[Widgets] are all the rage on the Web. Marketers are thinking of ways to use them to sell ads, and venture capitalists are mulling investments in the hottest widget makers. The stampede reached a roar this month, when market leader MySpace and Facebook expanded their services for targeted ads, including widgets designed by marketers.
But look at the numbers for investments in widget distribution platforms and widget suppliers, and it becomes clear that this not a stampede but more like a Sunday stroll through the widget park.
A widget is just an embeddable bit of web or desktop content wrapped up in a nice user interface. You can put widgets on blogs, social networking profile pages, or on an Ajax start page, though not all widgets can be embedded on all kinds of pages.
Though many companies might use widgets to promote and distribute their content or features, there are two categories of startups that, to me, represent relatively pure bets on widgetization. The first is widget development, distribution, and packaging platforms like Clearspring or Widgetbox; the second, widget suppliers like RockYou or Slide.
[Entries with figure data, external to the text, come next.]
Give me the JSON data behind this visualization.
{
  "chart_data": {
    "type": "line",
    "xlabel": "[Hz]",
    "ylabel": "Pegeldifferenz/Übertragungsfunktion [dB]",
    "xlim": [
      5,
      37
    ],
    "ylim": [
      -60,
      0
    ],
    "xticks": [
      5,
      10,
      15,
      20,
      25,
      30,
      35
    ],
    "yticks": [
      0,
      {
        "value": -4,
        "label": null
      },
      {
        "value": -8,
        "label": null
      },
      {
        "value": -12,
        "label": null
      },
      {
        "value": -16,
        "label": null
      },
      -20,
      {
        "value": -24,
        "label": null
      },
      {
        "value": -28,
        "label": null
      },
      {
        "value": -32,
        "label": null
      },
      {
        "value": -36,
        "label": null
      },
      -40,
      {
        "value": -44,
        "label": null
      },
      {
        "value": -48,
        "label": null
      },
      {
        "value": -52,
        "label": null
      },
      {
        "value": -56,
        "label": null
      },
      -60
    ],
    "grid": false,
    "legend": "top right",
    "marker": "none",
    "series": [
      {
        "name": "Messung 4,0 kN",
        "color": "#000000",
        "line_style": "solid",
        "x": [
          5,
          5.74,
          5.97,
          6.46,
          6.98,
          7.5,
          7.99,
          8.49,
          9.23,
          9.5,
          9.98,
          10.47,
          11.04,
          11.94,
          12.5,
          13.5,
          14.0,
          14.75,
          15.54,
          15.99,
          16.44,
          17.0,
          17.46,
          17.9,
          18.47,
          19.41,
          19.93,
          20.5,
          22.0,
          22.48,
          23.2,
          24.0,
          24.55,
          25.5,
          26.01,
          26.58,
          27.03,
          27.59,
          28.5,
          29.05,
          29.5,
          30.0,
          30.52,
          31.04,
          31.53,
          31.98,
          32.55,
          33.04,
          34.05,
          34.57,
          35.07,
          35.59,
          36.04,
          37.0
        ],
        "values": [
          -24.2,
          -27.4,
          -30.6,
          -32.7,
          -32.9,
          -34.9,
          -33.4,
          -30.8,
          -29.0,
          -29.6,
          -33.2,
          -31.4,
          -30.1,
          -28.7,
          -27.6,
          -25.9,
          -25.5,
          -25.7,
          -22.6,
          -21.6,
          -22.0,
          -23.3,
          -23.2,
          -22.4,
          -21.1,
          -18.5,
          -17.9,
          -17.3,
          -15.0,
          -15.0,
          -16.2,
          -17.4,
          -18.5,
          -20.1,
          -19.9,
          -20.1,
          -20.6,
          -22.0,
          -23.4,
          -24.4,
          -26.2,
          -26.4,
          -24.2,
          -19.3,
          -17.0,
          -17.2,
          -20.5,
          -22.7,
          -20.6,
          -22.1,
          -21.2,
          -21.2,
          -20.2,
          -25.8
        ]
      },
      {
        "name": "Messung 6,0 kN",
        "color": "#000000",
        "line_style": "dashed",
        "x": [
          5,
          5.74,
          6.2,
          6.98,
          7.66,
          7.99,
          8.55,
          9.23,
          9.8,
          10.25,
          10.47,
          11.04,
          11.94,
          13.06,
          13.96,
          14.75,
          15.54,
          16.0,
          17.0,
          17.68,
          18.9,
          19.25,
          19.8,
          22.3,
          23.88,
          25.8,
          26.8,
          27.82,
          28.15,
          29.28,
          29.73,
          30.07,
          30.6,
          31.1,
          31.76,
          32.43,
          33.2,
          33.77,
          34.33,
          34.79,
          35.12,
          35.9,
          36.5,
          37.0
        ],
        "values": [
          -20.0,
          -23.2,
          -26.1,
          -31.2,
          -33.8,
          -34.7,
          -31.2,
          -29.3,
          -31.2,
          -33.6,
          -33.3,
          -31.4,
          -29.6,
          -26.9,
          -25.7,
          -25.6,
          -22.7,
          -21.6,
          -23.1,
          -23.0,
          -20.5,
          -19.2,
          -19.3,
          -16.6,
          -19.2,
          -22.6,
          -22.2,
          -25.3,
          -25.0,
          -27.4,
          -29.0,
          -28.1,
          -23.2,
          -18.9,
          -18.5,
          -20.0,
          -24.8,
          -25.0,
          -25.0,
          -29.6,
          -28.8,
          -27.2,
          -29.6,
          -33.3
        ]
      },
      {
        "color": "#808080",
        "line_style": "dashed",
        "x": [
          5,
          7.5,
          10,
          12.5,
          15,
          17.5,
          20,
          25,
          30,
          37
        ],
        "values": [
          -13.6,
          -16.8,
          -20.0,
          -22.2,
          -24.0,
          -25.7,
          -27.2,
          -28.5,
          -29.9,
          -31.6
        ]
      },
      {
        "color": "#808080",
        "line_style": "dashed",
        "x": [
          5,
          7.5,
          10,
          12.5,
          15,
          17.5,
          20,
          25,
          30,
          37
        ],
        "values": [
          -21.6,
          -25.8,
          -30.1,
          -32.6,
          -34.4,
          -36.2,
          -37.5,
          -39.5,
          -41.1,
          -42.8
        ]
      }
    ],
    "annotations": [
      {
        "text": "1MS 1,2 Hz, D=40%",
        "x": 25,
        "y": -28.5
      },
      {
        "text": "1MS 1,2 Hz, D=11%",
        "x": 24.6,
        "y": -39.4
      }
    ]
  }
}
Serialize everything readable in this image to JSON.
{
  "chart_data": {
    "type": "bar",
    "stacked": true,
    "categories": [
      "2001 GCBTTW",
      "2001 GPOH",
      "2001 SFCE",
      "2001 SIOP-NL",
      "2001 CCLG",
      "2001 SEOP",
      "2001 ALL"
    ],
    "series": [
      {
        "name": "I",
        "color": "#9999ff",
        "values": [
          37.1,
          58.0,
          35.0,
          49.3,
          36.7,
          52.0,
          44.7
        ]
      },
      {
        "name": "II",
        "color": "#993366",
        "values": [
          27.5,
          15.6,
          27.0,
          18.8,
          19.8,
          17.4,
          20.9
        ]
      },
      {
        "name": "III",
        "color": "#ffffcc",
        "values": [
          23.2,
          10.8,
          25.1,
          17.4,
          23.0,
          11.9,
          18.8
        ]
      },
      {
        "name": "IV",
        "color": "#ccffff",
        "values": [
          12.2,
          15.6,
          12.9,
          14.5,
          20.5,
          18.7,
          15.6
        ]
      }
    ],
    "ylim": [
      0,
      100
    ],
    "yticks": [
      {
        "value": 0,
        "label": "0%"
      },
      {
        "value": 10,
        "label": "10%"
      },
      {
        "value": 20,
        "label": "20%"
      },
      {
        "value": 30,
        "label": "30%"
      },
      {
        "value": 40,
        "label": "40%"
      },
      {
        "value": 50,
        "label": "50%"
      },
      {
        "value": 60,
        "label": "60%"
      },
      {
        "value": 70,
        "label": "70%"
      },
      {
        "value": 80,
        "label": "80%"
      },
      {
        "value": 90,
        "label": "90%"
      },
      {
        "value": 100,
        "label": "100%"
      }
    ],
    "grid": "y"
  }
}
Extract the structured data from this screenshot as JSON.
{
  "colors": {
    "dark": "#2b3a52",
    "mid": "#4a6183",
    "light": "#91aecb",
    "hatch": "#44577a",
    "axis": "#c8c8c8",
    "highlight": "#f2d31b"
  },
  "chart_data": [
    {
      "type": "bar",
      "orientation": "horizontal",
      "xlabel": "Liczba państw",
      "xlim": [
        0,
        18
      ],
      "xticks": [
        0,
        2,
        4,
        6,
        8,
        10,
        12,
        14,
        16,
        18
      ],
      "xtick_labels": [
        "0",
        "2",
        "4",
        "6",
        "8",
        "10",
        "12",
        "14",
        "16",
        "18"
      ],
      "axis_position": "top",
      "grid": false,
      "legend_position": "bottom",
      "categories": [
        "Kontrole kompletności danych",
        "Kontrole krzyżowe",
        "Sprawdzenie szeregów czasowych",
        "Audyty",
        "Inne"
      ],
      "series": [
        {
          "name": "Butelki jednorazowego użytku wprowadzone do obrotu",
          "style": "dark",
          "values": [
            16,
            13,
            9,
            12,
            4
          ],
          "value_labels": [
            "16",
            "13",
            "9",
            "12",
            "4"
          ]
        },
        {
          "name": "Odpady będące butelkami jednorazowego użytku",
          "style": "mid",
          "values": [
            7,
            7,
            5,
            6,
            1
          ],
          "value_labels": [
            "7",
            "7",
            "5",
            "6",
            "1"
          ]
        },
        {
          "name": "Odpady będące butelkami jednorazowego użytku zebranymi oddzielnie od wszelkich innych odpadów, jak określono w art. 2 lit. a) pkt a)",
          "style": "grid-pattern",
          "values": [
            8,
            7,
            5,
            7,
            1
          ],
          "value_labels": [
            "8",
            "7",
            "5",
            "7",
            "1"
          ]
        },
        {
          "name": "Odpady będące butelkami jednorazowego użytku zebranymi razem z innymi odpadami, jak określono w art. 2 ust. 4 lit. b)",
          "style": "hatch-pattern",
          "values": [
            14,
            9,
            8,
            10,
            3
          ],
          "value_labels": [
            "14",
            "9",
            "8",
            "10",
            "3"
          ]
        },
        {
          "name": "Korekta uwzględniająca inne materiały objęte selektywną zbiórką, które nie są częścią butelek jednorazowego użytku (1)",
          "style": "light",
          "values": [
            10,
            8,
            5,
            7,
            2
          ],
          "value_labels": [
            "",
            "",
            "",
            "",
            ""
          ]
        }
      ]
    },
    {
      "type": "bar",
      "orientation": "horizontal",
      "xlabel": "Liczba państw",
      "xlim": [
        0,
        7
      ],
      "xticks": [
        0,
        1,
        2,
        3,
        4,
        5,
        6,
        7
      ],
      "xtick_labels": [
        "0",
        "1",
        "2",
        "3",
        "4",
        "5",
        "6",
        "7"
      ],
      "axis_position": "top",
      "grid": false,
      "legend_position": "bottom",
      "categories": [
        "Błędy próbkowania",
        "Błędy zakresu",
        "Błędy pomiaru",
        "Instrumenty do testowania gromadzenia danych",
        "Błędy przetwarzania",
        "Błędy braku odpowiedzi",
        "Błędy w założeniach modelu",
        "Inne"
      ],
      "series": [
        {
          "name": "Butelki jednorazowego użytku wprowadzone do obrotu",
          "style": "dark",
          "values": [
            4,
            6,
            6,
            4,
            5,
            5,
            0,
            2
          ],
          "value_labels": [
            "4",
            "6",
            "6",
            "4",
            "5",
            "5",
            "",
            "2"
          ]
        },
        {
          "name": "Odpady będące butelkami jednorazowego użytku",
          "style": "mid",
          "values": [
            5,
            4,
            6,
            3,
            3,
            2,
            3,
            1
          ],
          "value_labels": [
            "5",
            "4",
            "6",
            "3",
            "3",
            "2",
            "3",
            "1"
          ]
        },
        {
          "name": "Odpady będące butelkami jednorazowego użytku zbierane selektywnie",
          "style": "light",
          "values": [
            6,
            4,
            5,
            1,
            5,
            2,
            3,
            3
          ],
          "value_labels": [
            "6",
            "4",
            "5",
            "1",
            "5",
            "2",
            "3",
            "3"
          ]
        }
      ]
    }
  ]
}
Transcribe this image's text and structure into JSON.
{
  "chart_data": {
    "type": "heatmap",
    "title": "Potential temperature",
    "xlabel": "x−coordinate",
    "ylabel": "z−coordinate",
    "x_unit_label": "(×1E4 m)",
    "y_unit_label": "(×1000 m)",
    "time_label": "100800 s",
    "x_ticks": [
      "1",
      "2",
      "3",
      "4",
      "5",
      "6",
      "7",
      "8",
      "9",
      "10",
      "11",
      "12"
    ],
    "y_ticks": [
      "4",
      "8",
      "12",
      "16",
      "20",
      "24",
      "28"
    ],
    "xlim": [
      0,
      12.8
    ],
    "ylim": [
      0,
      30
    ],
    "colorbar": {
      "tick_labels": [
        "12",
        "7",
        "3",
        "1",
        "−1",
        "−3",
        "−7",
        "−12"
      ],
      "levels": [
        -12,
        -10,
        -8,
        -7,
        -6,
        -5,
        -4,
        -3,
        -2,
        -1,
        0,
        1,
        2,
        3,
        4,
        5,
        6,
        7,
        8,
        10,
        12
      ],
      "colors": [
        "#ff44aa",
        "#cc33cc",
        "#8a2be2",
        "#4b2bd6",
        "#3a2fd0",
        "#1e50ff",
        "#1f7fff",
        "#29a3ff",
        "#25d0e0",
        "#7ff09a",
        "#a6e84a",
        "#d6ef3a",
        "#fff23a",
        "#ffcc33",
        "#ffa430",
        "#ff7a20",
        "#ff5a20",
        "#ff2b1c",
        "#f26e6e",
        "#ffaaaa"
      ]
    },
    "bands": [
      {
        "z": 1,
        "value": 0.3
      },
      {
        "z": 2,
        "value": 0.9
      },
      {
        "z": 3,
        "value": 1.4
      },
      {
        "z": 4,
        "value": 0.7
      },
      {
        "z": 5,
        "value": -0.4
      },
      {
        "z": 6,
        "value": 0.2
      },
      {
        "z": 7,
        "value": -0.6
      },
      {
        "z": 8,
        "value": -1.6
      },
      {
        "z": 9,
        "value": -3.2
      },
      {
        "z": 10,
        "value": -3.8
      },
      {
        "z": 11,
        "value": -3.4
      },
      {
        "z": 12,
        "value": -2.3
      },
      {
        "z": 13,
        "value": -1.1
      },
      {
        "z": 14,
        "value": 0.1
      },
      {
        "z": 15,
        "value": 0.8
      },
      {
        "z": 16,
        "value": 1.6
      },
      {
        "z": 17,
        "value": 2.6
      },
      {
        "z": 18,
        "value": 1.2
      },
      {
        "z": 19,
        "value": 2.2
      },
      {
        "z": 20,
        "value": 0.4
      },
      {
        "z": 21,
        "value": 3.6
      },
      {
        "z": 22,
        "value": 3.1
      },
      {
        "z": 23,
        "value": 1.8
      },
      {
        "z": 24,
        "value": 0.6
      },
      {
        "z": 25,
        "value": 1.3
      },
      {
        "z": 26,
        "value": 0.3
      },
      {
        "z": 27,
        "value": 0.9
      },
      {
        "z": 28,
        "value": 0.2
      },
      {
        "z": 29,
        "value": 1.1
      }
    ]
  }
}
I’m leaving out many other kinds of widgets and widget startups, of course. You can have desktop dashboard widgets, widgets to be embedded on blogs like Blogburst or MyBlogLog or Lijit, Ajax start pages that support widgets, video syndication widgets, and more.
But taking a look at widget platforms and social networking widget purveyors, we can get an idea of whether 2007 has seen a stampede towards widgets or perhaps something more genteel. I’ve gathered funding data for widget distribution platforms and widget distributors in the table below.
This doesn’t represent all the funding for such companies. Fox Media is building SpringWidgets, so that investment doesn’t appear here. Widgetbox has been rumored to have taken additional funding from Sequoia. And some companies have reported investments but declined to provide specific figures. Still, this gives an idea of the magnitude of interest in the space.
You could also argue that companies like YouTube and PhotoBucket are widget companies — and if you added in their acquisition prices the numbers do start to get really big, really quickly (partly, of course, because acquisition prices represent the entire value of those companies). But I think those two are examples of how embeddable web content can help promote a broader web service. iLike might fit better with those, too.
The total funding for these companies is just under $60 million, a respectable number but by no means a stampede towards widgets. This could reflect the uncertainty around how to make money with widgets and widget platforms. Or perhaps it’s more evidence of investor sobriety.